The deal ends years of speculation over the future of Seiyu, which has 333 stores. The U.S. titan first invested in 2002 and took the 57-year old chain private in 2008. Last year its local head told staff it was planning to list a minority stake. At least this format allows Walmart to benefit from any upside generated by its new partners.

Japan’s retailers have long suffered from a shrinking population and years of deflation that have squashed margins. Supermarkets have also contended with customers whose interest in only perfectly fresh produce had made them wary of shopping in fresh ways: A mere 2.5% of total grocery sales were online before the pandemic, according to a Reuters report in June citing industry estimates, compared with 7% in Britain and 15% in China.

But online is now a bright spot, accounting for up to 5% of grocery sales since the pandemic began. Sales growth for Rakuten Seiyu Netsuper, the joint venture launched in 2018, grew 30% in its first year of taking over from Seiyu’s solo effort. KKR is new to the Walmart-Rakuten party, but it has history with Rakuten though other joint investments. That will help with what’s likely to be a lively board with representatives of all three.

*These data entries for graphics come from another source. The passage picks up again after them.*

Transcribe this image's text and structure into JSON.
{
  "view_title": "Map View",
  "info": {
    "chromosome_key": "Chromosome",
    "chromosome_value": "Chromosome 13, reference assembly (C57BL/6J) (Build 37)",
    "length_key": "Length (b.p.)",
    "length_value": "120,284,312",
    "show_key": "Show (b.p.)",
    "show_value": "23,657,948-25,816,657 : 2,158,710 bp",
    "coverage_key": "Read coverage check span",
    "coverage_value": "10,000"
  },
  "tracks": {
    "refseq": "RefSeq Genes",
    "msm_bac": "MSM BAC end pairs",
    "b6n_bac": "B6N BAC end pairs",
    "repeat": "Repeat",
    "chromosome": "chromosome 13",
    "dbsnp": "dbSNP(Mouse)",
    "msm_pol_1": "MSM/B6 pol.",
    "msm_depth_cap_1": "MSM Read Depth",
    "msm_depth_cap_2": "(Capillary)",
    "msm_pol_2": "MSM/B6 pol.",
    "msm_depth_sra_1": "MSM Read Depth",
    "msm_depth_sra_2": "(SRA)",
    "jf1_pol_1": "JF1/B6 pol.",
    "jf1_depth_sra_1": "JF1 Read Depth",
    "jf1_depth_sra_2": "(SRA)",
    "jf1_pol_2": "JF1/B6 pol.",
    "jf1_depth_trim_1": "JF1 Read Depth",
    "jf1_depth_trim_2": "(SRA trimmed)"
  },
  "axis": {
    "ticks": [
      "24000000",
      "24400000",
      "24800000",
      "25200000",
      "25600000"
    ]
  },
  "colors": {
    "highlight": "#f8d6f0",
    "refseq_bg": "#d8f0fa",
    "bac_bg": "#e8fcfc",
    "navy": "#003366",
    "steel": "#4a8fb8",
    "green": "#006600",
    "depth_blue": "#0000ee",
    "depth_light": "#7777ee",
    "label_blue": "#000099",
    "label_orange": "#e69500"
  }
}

The deal comes as Yoshihide Suga, Japan’s new prime minister, has shown himself willing to shake up industries – a push to lower mobile phone bills encouraged NTT to reacquire NTT Docomo for $40 billion – and to spur digitisation of backward-looking sectors. If KKR’s move can capitalise on that as well as changing shopping trends, it may just be able to profit from a sector where so many others struggled.